I reinstalled windows 11 recently and had to manually re-encrypt the boot drive, which also prompted me to save a copy of the key. I had the option of backing up to my MS account, saving a txt file (which it refuses to let you place on any encrypted drive, even if it's a different one to the one you're encrypting at the time), or print it (which can be to a PDF you can save anywhere).
It's possible to access the backup options at any time after that as well.
I usually take the last option, save the pdf to the same drive then copy paste the key into my password manager then delete the file.
Yes, you have to opt in.
I use a Microsoft account for my user profile, and recently reinstalled windows. I didn't choose the account backup and so despite signing back into the same account, the encrypted partitions on my non-boot drives could only be unlocked by pasting the key in directly, there wasn't an option to restore it.
Also, the whole point of the TPM (when I looked it up) was to not tell anyone, including Microsoft your decryption key. It's so the user has ten chances to enter a short PIN or password and then it unlocks the device. That way not even Microsoft or the police can unlock the device without a tunnelling electron microscope with which to crack the TPM.
That way, you see, getting into a device is expensive and something law enforcement would not be tempted to do without an ironclad warrant and maybe a national security reason.
That Microsoft can ask TPMs to break their T makes them not T-worthy enough to be called a TPM. More like a Microsoft Obedience Chip.

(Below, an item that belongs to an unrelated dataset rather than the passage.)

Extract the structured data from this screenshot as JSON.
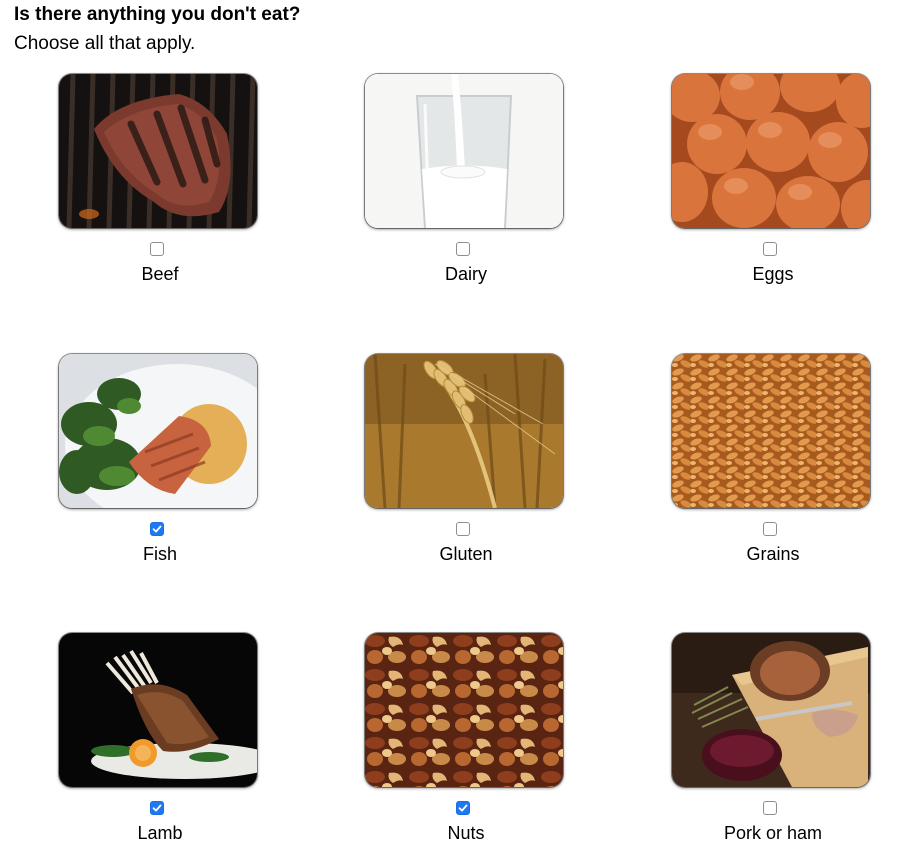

You don't have to give Microsoft the key (unless you want the "backup" option) but the OS has to have the key locally while it's running in order to be able to read the data on the drive (and also write new data).
In typical usage The TPM holds the key, but it's the OS that generated the key and encrypted the drive in the first place. I don't know the technical details but the TPM recognises the OS install that programmed it and will only automatically unlock and provide the key for that. If you change it by swapping the drive or booting to a different device it remains locked and any alternative OS requires the key to be entered manually.
TPM is meant to enforce DRM, not protect your data. They advertise it as a feature to protect users because it wouldn't be very popular if they outright said that the whole point was so that your computer could process data without giving you access to it.
And now Google wants to use it to remove user control of browsers because users like to block ads.